66. Incompleto

Mason

«Perché sei triste?» domandai una volta alla mamma, mentre papà era partito per una spedizione con l'Esercito.

«Mi manca tuo padre» rispose con un piccolo sorriso, accarezzandomi dolcemente i capelli.

Ricordo che reagii con un cipiglio interrogativo. Come faceva a mancargli, se si vedevano quasi ogni giorno?

«Perché?»

«Perché, quando ami una persona, vuoi stare con lei sempre» spiegò. «E ti fa male starle lontano.»

«Come ti senti?» continuai a porre domande, con la genuina curiosità di un bambino di sette anni.

«Come se mi mancasse un pezzo importante. Hai presente quando fai un puzzle, ma manca una pezzo? Ecco, io mi sento in quel modo. Incompleta.»

«E se il pezzo non lo ritrovi più?» chiesi, quasi spaventato dalla conseguenza di una simile perdita.

«Beh, stai molto male, ma poi passa. Dopo un po' non fa più male.»

«Ma all'inizio fa tanto male?»

«Abbastanza.»

Mi scoccò un sonoro bacio sulla fronte, e io feci una smorfia infastidita a quel gesto.

«Anche tu sentirai la mancanza della tua fidanzata, un giorno.»

«Io non mi fidanzerò mai» replicai, sicuro di me.

Mia madre si mise a ridere, gli occhi castani che brillavano di amore. «Vedremo, tesoro.»

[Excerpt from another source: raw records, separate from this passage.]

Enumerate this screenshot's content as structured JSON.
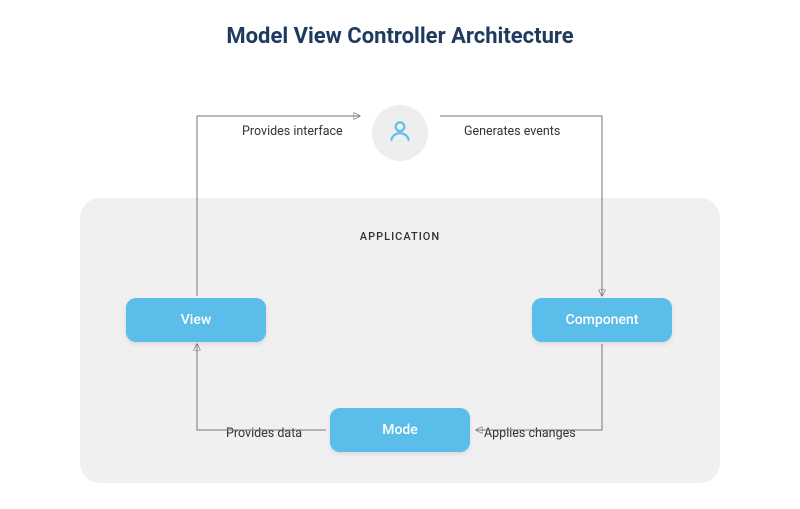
{
  "title": "Model View Controller Architecture",
  "application_label": "APPLICATION",
  "blocks": {
    "view": "View",
    "component": "Component",
    "mode": "Mode"
  },
  "edges": {
    "provides_interface": "Provides interface",
    "generates_events": "Generates events",
    "applies_changes": "Applies changes",
    "provides_data": "Provides data"
  },
  "icons": {
    "user": "user-icon"
  }
}
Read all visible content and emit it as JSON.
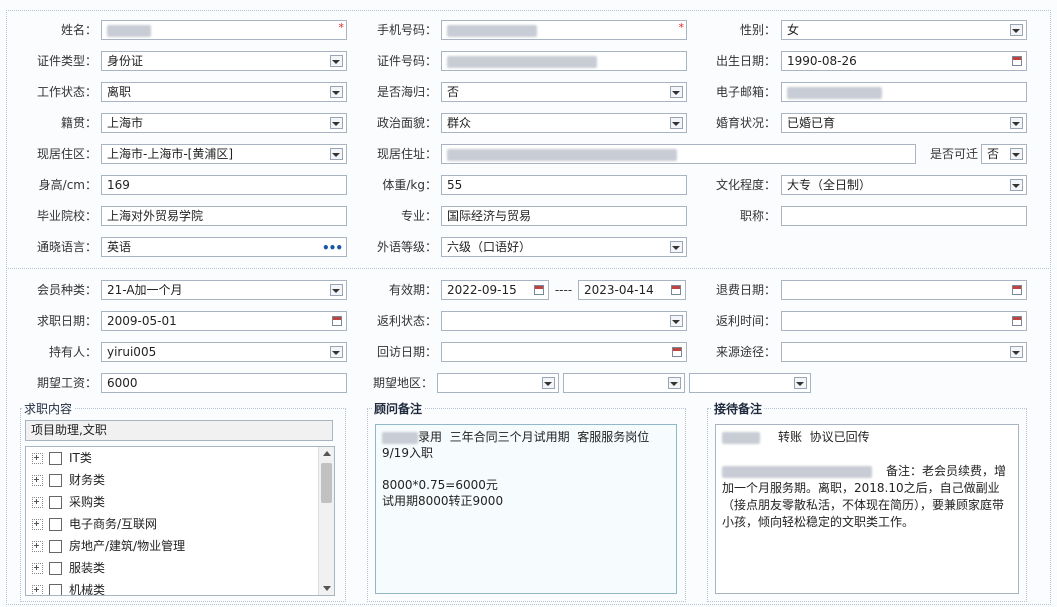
{
  "basic": {
    "name_label": "姓名：",
    "phone_label": "手机号码：",
    "gender_label": "性别：",
    "gender_value": "女",
    "idtype_label": "证件类型：",
    "idtype_value": "身份证",
    "idno_label": "证件号码：",
    "birth_label": "出生日期：",
    "birth_value": "1990-08-26",
    "workstatus_label": "工作状态：",
    "workstatus_value": "离职",
    "overseas_label": "是否海归：",
    "overseas_value": "否",
    "email_label": "电子邮箱：",
    "native_label": "籍贯：",
    "native_value": "上海市",
    "political_label": "政治面貌：",
    "political_value": "群众",
    "marital_label": "婚育状况：",
    "marital_value": "已婚已育",
    "residence_area_label": "现居住区：",
    "residence_area_value": "上海市-上海市-[黄浦区]",
    "address_label": "现居住址：",
    "relocate_label": "是否可迁",
    "relocate_value": "否",
    "height_label": "身高/cm：",
    "height_value": "169",
    "weight_label": "体重/kg：",
    "weight_value": "55",
    "education_label": "文化程度：",
    "education_value": "大专（全日制）",
    "school_label": "毕业院校：",
    "school_value": "上海对外贸易学院",
    "major_label": "专业：",
    "major_value": "国际经济与贸易",
    "title_label": "职称：",
    "title_value": "",
    "language_label": "通晓语言：",
    "language_value": "英语",
    "language_more": "•••",
    "lang_level_label": "外语等级：",
    "lang_level_value": "六级（口语好）"
  },
  "member": {
    "type_label": "会员种类：",
    "type_value": "21-A加一个月",
    "validity_label": "有效期：",
    "valid_from": "2022-09-15",
    "valid_sep": "----",
    "valid_to": "2023-04-14",
    "refund_date_label": "退费日期：",
    "refund_date_value": "",
    "jobseek_date_label": "求职日期：",
    "jobseek_date_value": "2009-05-01",
    "rebate_status_label": "返利状态：",
    "rebate_status_value": "",
    "rebate_time_label": "返利时间：",
    "rebate_time_value": "",
    "holder_label": "持有人：",
    "holder_value": "yirui005",
    "revisit_label": "回访日期：",
    "revisit_value": "",
    "source_label": "来源途径：",
    "source_value": "",
    "salary_label": "期望工资：",
    "salary_value": "6000",
    "region_label": "期望地区：",
    "region1": "",
    "region2": "",
    "region3": ""
  },
  "job_content": {
    "title": "求职内容",
    "selected": "项目助理,文职",
    "tree": [
      "IT类",
      "财务类",
      "采购类",
      "电子商务/互联网",
      "房地产/建筑/物业管理",
      "服装类",
      "机械类"
    ]
  },
  "advisor_notes": {
    "title": "顾问备注",
    "text": "录用  三年合同三个月试用期  客服服务岗位\n9/19入职\n\n8000*0.75=6000元\n试用期8000转正9000"
  },
  "reception_notes": {
    "title": "接待备注",
    "line1": "转账  协议已回传",
    "text": "备注：老会员续费，增加一个月服务期。离职，2018.10之后，自己做副业（接点朋友零散私活，不体现在简历），要兼顾家庭带小孩，倾向轻松稳定的文职类工作。"
  },
  "colors": {
    "border": "#a9b4c2",
    "label": "#333333",
    "required": "#dd2222"
  }
}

Incompleta. Si sentiva incompleta, in assenza di papà. Adesso, a distanza di undici anni, credo di aver compreso appieno il significato di quel termine.

Perché è così, che mi sento: incompleto.

Stringo i capelli tra le dita, emettendo un sospiro esausto e tremolante. Con le palpebre sigillate e l'aria che mi manca, seduto sul bordo del materasso, mi sembra di impazzire.

Mi odio. Mi odio per la mia debolezza. Ma, più di tutti, odio lei, perché mi ha ridotto così.

Sono passati due giorni dalla scomparsa di Bridget. I Guerrieri perlustrano New York senza sosta, frugando in ogni angolo e in ogni zona residenziale. Sono persino andati a casa della sua famiglia adottiva, fingendosi amici, ma non hanno ottenuto risultati.

Nessuna traccia. È sparita.

In quarantotto ore hanno fatto il giro completo di tutta la metropoli, più e più volte, ma l'esito è sempre lo stesso.

Assolutamente nulla. Niente che riconduca a lei.

Mark sospetta che abbia lasciato la città, e probabilmente è così. Il punto, però, non è dove. Il punto è perché. Per quanto mi riguarda, potrebbe anche essere sulla Luna o nel grattacielo qui dietro: non fa differenza. Ciò che non capisco è il motivo per cui è scappata.

L'altra mattina, ancora con le palpebre abbassate, ho tastato la parte di materasso dove pensavo di trovare Bridget, ma le mie dita hanno sfiorato l'aria. Non era lì. Pensavo fosse in bagno, tuttavia ho scoperto presto di sbagliarmi.

Poi, ho notato gli indizi: le ante dell'armadio spalancate, i vestiti dimezzati, la finestra socchiusa. Tutto mi riportava a un'unica soluzione.

Gelo. Ho sentito un profondo e insopportabile gelo. E non era per la temperatura sotto lo zero o per il freddo che strisciava dalla finestra. Era per la voragine che si è formata all'altezza del petto. La stessa voragine che continua a consumarmi da giorni.

Mentre gli altri si davano da fare per mandare avanti le ricerche, io ho passato due giorni a maledire l'universo. A fissare uno stupido pavimento che non sa darmi risposte. A serrare i pugni per la rabbia. A trattenere le lacrime. Perché sì, ho una voglia tremenda di piangere, ma non posso farlo, se non voglio rischiare di distruggermi.

Perdo sempre tutto. Ho perso la mia famiglia. E, con loro, avevo perso la capacità di provare emozioni. Avevo perso la felicità. Adesso, invece, ho perso l'unica ragazza che abbia mai amato.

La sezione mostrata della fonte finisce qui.